Stiffness problem in an NDSolve system. StiffnessSwitching does not help?

Question

I'm trying to solve an ODE system with the NDSolve method. This my ODE system, with the BC and the functions V and dV defined:

    s = NDSolve[{F'[
  t] == -(2 /Sqrt[3]) (F[t]^2/2 + a[t]^2*  V[B[ t]])^(1/2)*F[t] - 
  a[t]^2*dV[B[t]], 
a'[t] == a[t]/Sqrt[3] (F[t]^2/2 + a[t]^2*  V[B[ t]])^(1/2), 
B'[t] == F[t], F[tmin] == Subscript[v, 0], a[tmin] == a0 , 
B[tmin] == Subscript[B, 0] }, {F, a, B}, {t, tmin, tmax}, Method->"ExplicitRungeKutta"]

Where the solution functions are:

F(t), a(t), B(t)

I need the solutions for a big interval, like:

t = [-10^(10), -10^(-10)]

So:

tmin = -10^(10)
tmax = -10^(-10)

But the system seems to be stiff.

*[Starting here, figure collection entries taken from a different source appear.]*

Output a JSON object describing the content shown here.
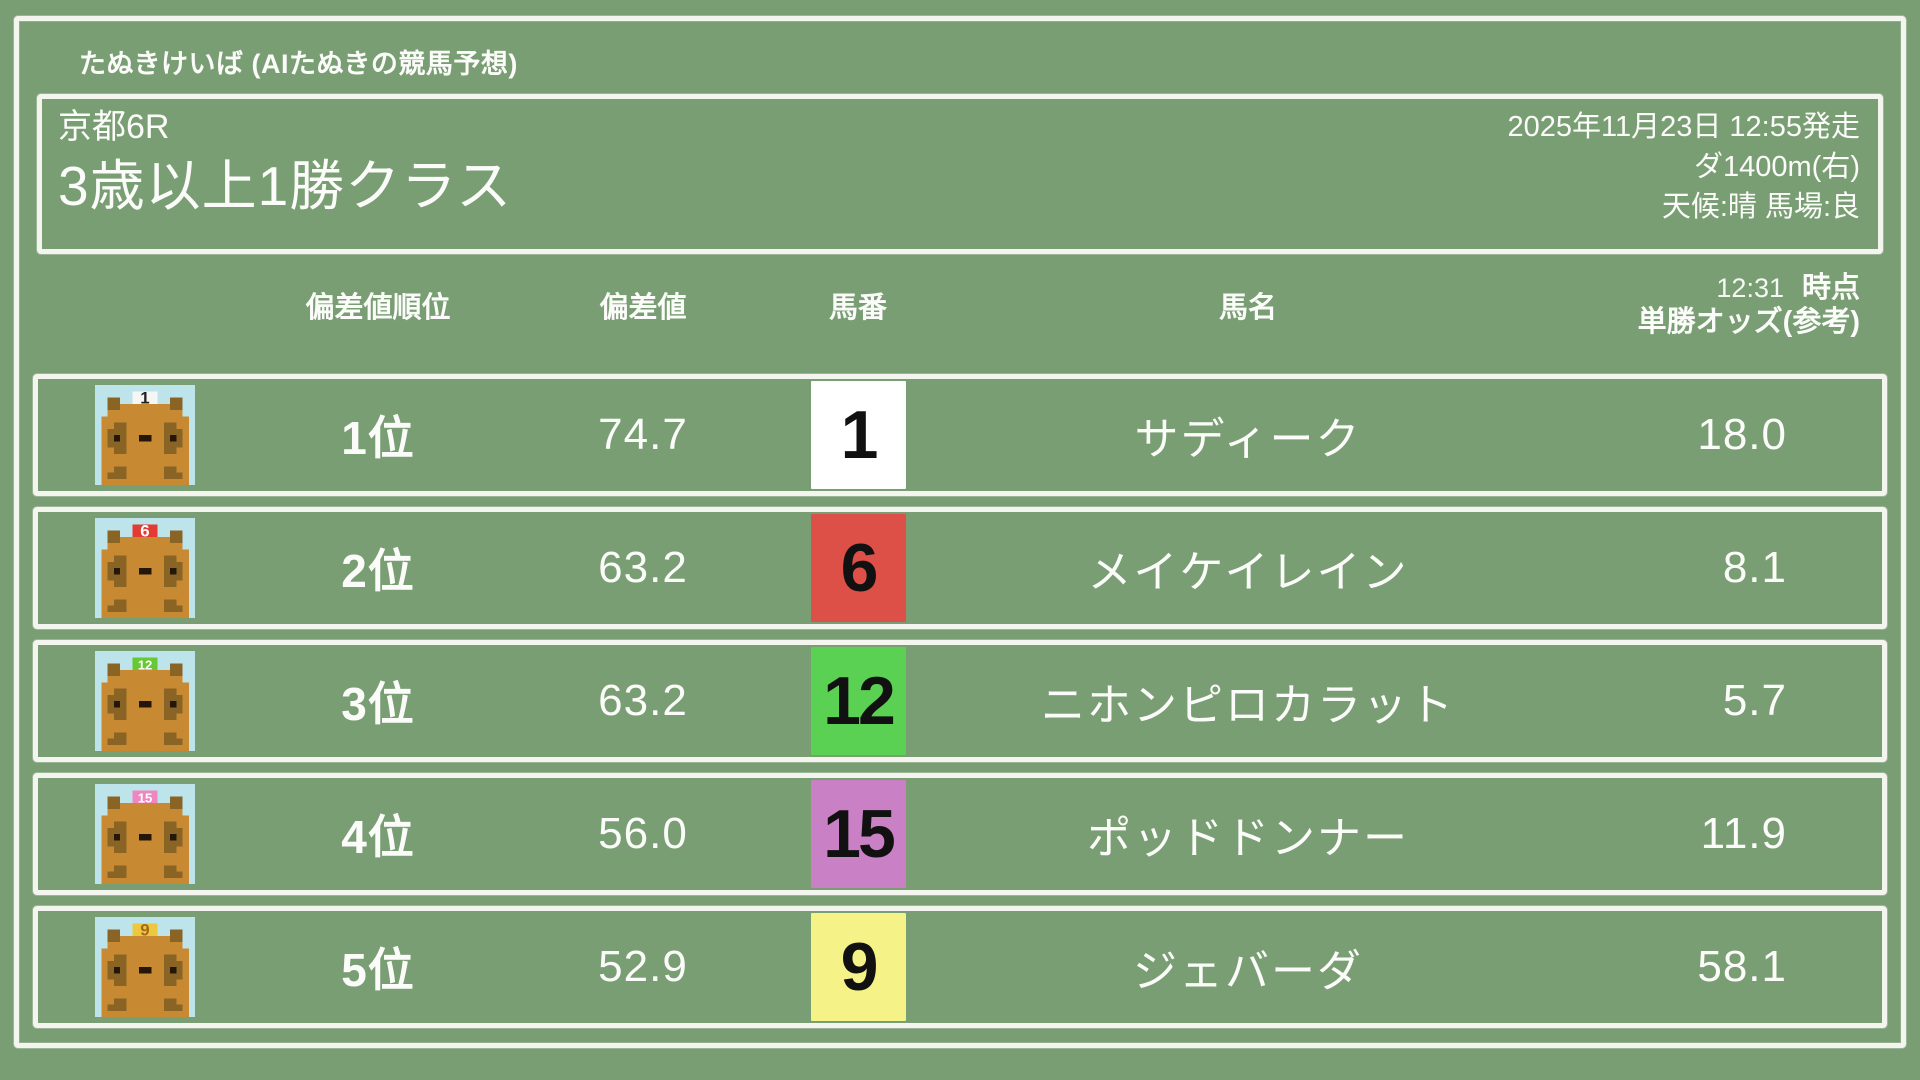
{
  "theme": {
    "background": "#7a9e74",
    "border": "#f3f5ee",
    "text": "#fbfcf9",
    "avatar_background": "#bde4ea"
  },
  "site": {
    "title": "たぬきけいば (AIたぬきの競馬予想)"
  },
  "race": {
    "course": "京都6R",
    "name": "3歳以上1勝クラス",
    "datetime": "2025年11月23日 12:55発走",
    "distance": "ダ1400m(右)",
    "conditions": "天候:晴 馬場:良"
  },
  "table": {
    "headers": {
      "rank": "偏差値順位",
      "score": "偏差値",
      "number": "馬番",
      "name": "馬名",
      "odds_time": "12:31",
      "odds_time_suffix": "時点",
      "odds_label": "単勝オッズ(参考)"
    },
    "rows": [
      {
        "rank": "1位",
        "score": "74.7",
        "number": "1",
        "name": "サディーク",
        "odds": "18.0",
        "number_bg": "#ffffff",
        "number_color": "#111111",
        "cap_color": "#f6f6f4",
        "cap_text_color": "#222222"
      },
      {
        "rank": "2位",
        "score": "63.2",
        "number": "6",
        "name": "メイケイレイン",
        "odds": "8.1",
        "number_bg": "#dd5048",
        "number_color": "#111111",
        "cap_color": "#e33a31",
        "cap_text_color": "#ffffff"
      },
      {
        "rank": "3位",
        "score": "63.2",
        "number": "12",
        "name": "ニホンピロカラット",
        "odds": "5.7",
        "number_bg": "#5bd153",
        "number_color": "#111111",
        "cap_color": "#66c833",
        "cap_text_color": "#ffffff"
      },
      {
        "rank": "4位",
        "score": "56.0",
        "number": "15",
        "name": "ポッドドンナー",
        "odds": "11.9",
        "number_bg": "#ca80c5",
        "number_color": "#111111",
        "cap_color": "#ef86c0",
        "cap_text_color": "#ffffff"
      },
      {
        "rank": "5位",
        "score": "52.9",
        "number": "9",
        "name": "ジェバーダ",
        "odds": "58.1",
        "number_bg": "#f5f287",
        "number_color": "#111111",
        "cap_color": "#edc83e",
        "cap_text_color": "#a5691c"
      }
    ]
  }
}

I'm trying to replace the "ExplicitRungeKutta" method for "StiffnessSwitching method", replacing the method with:

Method -> {"StiffnessSwitching", Method -> {"ExplicitRungeKutta", Automatic}}

But the system seems to remain stiff.

The complete code is:

Needs["DifferentialEquations`NDSolveProblems`"];
Needs["DifferentialEquations`NDSolveUtilities`"];
Needs["NumericalCalculus`"];

V[B_] := 3;
dV[B_] :=  V'[B];

B0 = 1;
F0 = 0;
a0 = 10^(-10);

tmin = -10^(10);
tmax = -10^(-10);

  s = NDSolve[{F'[
  t] == -(2 /Sqrt[3]) (F[t]^2/2 + a[t]^2*  V[B[ t]])^(1/2)*F[t] - 
  a[t]^2*dV[B[t]], 
a'[t] == a[t]/Sqrt[3] (F[t]^2/2 + a[t]^2*  V[B[ t]])^(1/2), 
B'[t] == F[t], F[tmin] == F0, a[tmin] == a0 , B[tmin] == B0 }, {F,
 a, B}, {t, tmin, tmax},  Method->"ExplicitRungeKutta"]

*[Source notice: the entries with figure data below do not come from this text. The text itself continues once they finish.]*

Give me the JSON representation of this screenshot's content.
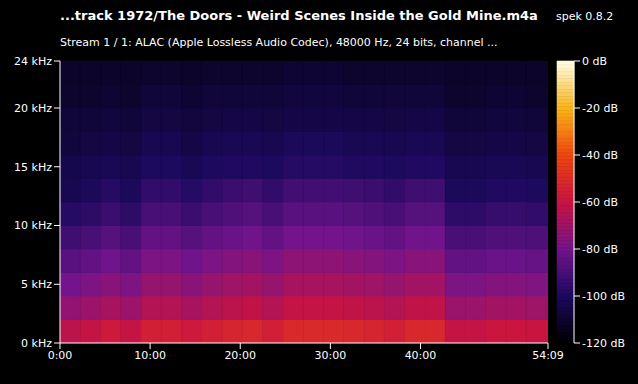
{
  "chart_data": {
    "type": "heatmap",
    "title": "...track 1972/The Doors -  Weird Scenes Inside the Gold Mine.m4a",
    "subtitle": "Stream 1 / 1: ALAC (Apple Lossless Audio Codec), 48000 Hz, 24 bits, channel ...",
    "annotation": "spek 0.8.2",
    "xlim": [
      0,
      3249
    ],
    "xticks": [
      {
        "value": 0,
        "label": "0:00"
      },
      {
        "value": 600,
        "label": "10:00"
      },
      {
        "value": 1200,
        "label": "20:00"
      },
      {
        "value": 1800,
        "label": "30:00"
      },
      {
        "value": 2400,
        "label": "40:00"
      },
      {
        "value": 3249,
        "label": "54:09"
      }
    ],
    "ylim": [
      0,
      24
    ],
    "yticks": [
      {
        "value": 0,
        "label": "0 kHz"
      },
      {
        "value": 5,
        "label": "5 kHz"
      },
      {
        "value": 10,
        "label": "10 kHz"
      },
      {
        "value": 15,
        "label": "15 kHz"
      },
      {
        "value": 20,
        "label": "20 kHz"
      },
      {
        "value": 24,
        "label": "24 kHz"
      }
    ],
    "x_bins": [
      0,
      135,
      270,
      405,
      540,
      675,
      810,
      945,
      1080,
      1215,
      1350,
      1485,
      1620,
      1755,
      1890,
      2025,
      2160,
      2295,
      2430,
      2565,
      2700,
      2835,
      2970,
      3105,
      3249
    ],
    "y_bins": [
      0,
      2,
      4,
      6,
      8,
      10,
      12,
      14,
      16,
      18,
      20,
      22,
      24
    ],
    "cells": [
      [
        -63,
        -61,
        -58,
        -61,
        -55,
        -55,
        -58,
        -55,
        -53,
        -52,
        -55,
        -51,
        -51,
        -51,
        -52,
        -53,
        -55,
        -52,
        -52,
        -61,
        -61,
        -59,
        -59,
        -60
      ],
      [
        -73,
        -71,
        -68,
        -71,
        -65,
        -65,
        -68,
        -65,
        -63,
        -62,
        -65,
        -61,
        -61,
        -61,
        -62,
        -63,
        -65,
        -62,
        -62,
        -71,
        -71,
        -69,
        -69,
        -70
      ],
      [
        -80,
        -78,
        -75,
        -78,
        -72,
        -72,
        -75,
        -72,
        -70,
        -69,
        -72,
        -68,
        -68,
        -68,
        -69,
        -70,
        -72,
        -69,
        -69,
        -78,
        -78,
        -76,
        -76,
        -77
      ],
      [
        -86,
        -84,
        -81,
        -84,
        -78,
        -78,
        -81,
        -78,
        -76,
        -75,
        -78,
        -74,
        -74,
        -74,
        -75,
        -76,
        -78,
        -75,
        -75,
        -84,
        -84,
        -82,
        -82,
        -83
      ],
      [
        -92,
        -90,
        -87,
        -90,
        -84,
        -84,
        -87,
        -84,
        -82,
        -81,
        -84,
        -80,
        -80,
        -80,
        -81,
        -82,
        -84,
        -81,
        -81,
        -90,
        -90,
        -88,
        -88,
        -89
      ],
      [
        -98,
        -96,
        -93,
        -96,
        -90,
        -90,
        -93,
        -90,
        -88,
        -87,
        -90,
        -86,
        -86,
        -86,
        -87,
        -88,
        -90,
        -87,
        -87,
        -96,
        -96,
        -94,
        -94,
        -95
      ],
      [
        -103,
        -101,
        -98,
        -101,
        -95,
        -95,
        -98,
        -95,
        -93,
        -92,
        -95,
        -91,
        -91,
        -91,
        -92,
        -93,
        -95,
        -92,
        -92,
        -101,
        -101,
        -99,
        -99,
        -100
      ],
      [
        -104,
        -103,
        -102,
        -103,
        -100,
        -100,
        -102,
        -100,
        -99,
        -99,
        -100,
        -98,
        -98,
        -98,
        -99,
        -99,
        -100,
        -99,
        -99,
        -103,
        -103,
        -102,
        -102,
        -103
      ],
      [
        -107,
        -106,
        -105,
        -106,
        -103,
        -103,
        -105,
        -103,
        -102,
        -102,
        -103,
        -101,
        -101,
        -101,
        -102,
        -102,
        -103,
        -102,
        -102,
        -106,
        -106,
        -105,
        -105,
        -106
      ],
      [
        -108,
        -108,
        -107,
        -108,
        -106,
        -106,
        -107,
        -106,
        -105,
        -105,
        -106,
        -105,
        -105,
        -105,
        -105,
        -105,
        -106,
        -105,
        -105,
        -108,
        -108,
        -107,
        -107,
        -108
      ],
      [
        -110,
        -110,
        -109,
        -110,
        -108,
        -108,
        -109,
        -108,
        -108,
        -108,
        -108,
        -107,
        -107,
        -107,
        -108,
        -108,
        -108,
        -108,
        -108,
        -110,
        -110,
        -109,
        -109,
        -110
      ],
      [
        -111,
        -111,
        -111,
        -111,
        -110,
        -110,
        -111,
        -110,
        -110,
        -110,
        -110,
        -109,
        -109,
        -109,
        -110,
        -110,
        -110,
        -110,
        -110,
        -111,
        -111,
        -111,
        -111,
        -111
      ]
    ],
    "color_range": [
      -120,
      0
    ],
    "color_ticks": [
      {
        "value": 0,
        "label": "0 dB"
      },
      {
        "value": -20,
        "label": "-20 dB"
      },
      {
        "value": -40,
        "label": "-40 dB"
      },
      {
        "value": -60,
        "label": "-60 dB"
      },
      {
        "value": -80,
        "label": "-80 dB"
      },
      {
        "value": -100,
        "label": "-100 dB"
      },
      {
        "value": -120,
        "label": "-120 dB"
      }
    ]
  }
}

Question: Is there any way to obtain the solutions of these equations without stiffness? What method should I use?

I'd appreciate much all the answers.

Answer 1

Let's read the error message:

NDSolve`Iterate::ndsz: At t == -1.*10^10, step size is effectively zero; singularity or stiff system suspected.

The "step size is effectively zero" means that in floating-point arithmetic t + dt is equal to t for the computed time step dt. If this is the problem, increasing working precision might help.

de = {F'[t] == -(2/Sqrt[3]) (F[t]^2/2 + a[t]^2*V[B[t]])^(1/2)*F[t] - 
     a[t]^2*dV[B[t]], 
   a'[t] == a[t]/Sqrt[3] (F[t]^2/2 + a[t]^2*V[B[t]])^(1/2), 
   B'[t] == F[t]};
ics = {F[tmin] == F0, a[tmin] == a0, B[tmin] == B0};
s = 
 NDSolve[{de, ics}, {F, a, B}, {t, tmin, tmax},
  PrecisionGoal -> 8, AccuracyGoal -> 8, WorkingPrecision -> 20,
  Method -> "StiffnessSwitching"]

Note: The first of the OP's differential equations has

F'[t] == <..stuff..> * F[t]

because dV[B] is zero and the second terms goes away. Since F[t] starts out at F[tmin] == 0, that means F[t] is a constant 0 (zero). Thus the third differential equation B'[t] == F[t] and its initial condition imply B[t] is a constant 1 (one).